Instruction Operand Encoding

Op/En	Tuple	Operand 1	Operand 2	Operand 3	Operand 4
A	Scalar	ModRM:reg (w)	VEX.vvvv (r)	ModRM:r/m (r)	imm8 (r)

Description

This instruction rounds the low FP16 value in the second source operand by the rounding mode specified in the immediate operand (see Table 5-22) and places the result in the destination operand.

Bits 127:16 of the destination operand are copied from the corresponding bits of the first source operand.
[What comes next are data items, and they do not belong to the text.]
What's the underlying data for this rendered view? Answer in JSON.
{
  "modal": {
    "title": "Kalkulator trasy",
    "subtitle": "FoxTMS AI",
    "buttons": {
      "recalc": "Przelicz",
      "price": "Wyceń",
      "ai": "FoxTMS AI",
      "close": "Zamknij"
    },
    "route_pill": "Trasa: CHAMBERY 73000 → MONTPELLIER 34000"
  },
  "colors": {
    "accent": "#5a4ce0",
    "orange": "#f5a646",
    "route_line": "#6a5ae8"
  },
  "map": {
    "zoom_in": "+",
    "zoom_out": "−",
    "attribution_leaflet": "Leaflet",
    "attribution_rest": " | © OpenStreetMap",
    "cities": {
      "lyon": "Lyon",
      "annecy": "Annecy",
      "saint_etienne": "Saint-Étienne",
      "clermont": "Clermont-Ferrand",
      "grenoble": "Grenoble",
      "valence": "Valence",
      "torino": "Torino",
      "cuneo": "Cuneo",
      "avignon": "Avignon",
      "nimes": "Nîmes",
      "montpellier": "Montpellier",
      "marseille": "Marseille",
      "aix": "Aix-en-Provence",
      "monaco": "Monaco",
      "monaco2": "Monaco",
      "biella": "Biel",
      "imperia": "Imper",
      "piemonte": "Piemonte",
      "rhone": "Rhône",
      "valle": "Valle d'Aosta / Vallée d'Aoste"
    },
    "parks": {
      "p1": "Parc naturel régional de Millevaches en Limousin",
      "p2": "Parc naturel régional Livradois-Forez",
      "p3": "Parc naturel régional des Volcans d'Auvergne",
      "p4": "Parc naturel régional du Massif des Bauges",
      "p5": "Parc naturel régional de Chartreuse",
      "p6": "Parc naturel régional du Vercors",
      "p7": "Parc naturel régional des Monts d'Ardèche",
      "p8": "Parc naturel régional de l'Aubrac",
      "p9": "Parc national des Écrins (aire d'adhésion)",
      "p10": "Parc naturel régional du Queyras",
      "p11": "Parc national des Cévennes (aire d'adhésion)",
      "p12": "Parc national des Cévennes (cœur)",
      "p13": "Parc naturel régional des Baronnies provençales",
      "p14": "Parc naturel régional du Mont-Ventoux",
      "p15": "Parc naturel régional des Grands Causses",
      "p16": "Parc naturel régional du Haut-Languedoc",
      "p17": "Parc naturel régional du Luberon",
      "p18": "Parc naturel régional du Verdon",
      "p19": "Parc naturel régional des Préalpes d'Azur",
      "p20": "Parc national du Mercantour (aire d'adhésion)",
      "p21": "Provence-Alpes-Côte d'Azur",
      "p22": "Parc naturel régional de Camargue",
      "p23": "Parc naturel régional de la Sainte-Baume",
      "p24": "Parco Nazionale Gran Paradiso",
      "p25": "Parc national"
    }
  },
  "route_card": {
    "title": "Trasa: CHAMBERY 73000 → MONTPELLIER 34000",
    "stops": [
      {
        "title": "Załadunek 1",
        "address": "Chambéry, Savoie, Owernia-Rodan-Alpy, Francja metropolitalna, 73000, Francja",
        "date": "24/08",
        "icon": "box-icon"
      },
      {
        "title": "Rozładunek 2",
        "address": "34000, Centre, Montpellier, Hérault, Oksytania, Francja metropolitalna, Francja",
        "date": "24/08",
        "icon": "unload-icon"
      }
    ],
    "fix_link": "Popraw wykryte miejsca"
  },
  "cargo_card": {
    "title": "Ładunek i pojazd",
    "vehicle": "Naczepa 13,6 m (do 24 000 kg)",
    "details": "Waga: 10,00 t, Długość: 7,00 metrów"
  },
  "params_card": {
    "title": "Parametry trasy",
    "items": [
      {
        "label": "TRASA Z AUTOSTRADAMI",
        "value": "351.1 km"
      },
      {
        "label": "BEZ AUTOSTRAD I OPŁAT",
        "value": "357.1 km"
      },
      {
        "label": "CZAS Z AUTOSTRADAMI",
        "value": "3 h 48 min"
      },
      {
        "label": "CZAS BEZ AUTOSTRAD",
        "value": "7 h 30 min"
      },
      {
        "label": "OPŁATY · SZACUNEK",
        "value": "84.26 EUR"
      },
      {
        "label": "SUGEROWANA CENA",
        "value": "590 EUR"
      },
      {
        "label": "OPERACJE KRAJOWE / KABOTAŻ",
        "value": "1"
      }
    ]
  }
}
Bits MAXVL-1:128 of the destination operand are zeroed. The low FP16 element of the destination is updated according to the writemask.

The rounding process rounds the input to an integral value, plus number bits of fraction that are specified by imm8[7:4] (to be included in the result), and returns the result as a FP16 value.

Note that no overflow is induced while executing this instruction (although the source is scaled by the imm8[7:4] value).

The immediate operand also specifies control fields for the rounding operation. Three bit fields are defined and shown in Table 5-22, “Imm8 Controls for VRNDSCALEPH/VRNDSCALESH.” Bit 3 of the immediate byte controls the processor behavior for a precision exception, bit 2 selects the source of rounding mode control, and bits 1:0 specify a non-sticky rounding-mode value.

The Precision Floating-Point Exception is signaled according to the immediate operand. If any source operand is an SNaN then it will be converted to a QNaN.

The sign of the result of this instruction is preserved, including the sign of zero. Special cases are described in Table 5-23.

If this instruction encoding’s SPE bit (bit 3) in the immediate operand is 1, VRNDSCALESH can set MXCSR.UE without MXCSR.PE.

The formula of the operation on each data element for VRNDSCALESH is:

ROUND(x) = 2^−M *Round_to_INT(x * 2^M, round_ctrl),

round_ctrl = imm[3:0];

M=imm[7:4];

The operation of x * 2^M is computed as if the exponent range is unlimited (i.e., no overflow ever occurs).

Operation

VRNDSCALESH dest{k1}, src1, src2, imm8

IF k1[0] or *no writemask*:

DEST.fp16[0] := round_fp16_to_integer(src2.fp16[0], imm8) // see VRNDSCALEPH

ELSE IF *zeroing*:

DEST.fp16[0] := 0

//else DEST.fp16[0] remains unchanged

DEST[127:16] = src1[127:16]

DEST[MAXVL-1:128] := 0

Intel C/C++ Compiler Intrinsic Equivalent

VRNDSCALESH __m128h _mm_mask_roundscale_round_sh (__m128h src, __mmask8 k, __m128h a, __m128h b, int imm8, const int

sae);

VRNDSCALESH __m128h _mm_maskz_roundscale_round_sh (__mmask8 k, __m128h a, __m128h b, int imm8, const int sae);

VRNDSCALESH __m128h _mm_roundscale_round_sh (__m128h a, __m128h b, int imm8, const int sae);

VRNDSCALESH __m128h _mm_mask_roundscale_sh (__m128h src, __mmask8 k, __m128h a, __m128h b, int imm8);

VRNDSCALESH __m128h _mm_maskz_roundscale_sh (__mmask8 k, __m128h a, __m128h b, int imm8);

VRNDSCALESH __m128h _mm_roundscale_sh (__m128h a, __m128h b, int imm8);

SIMD Floating-Point Exceptions

Invalid, Underflow, Precision.

Other Exceptions

EVEX-encoded instructions, see Table 2-47, “Type E3 Class Exception Conditions.”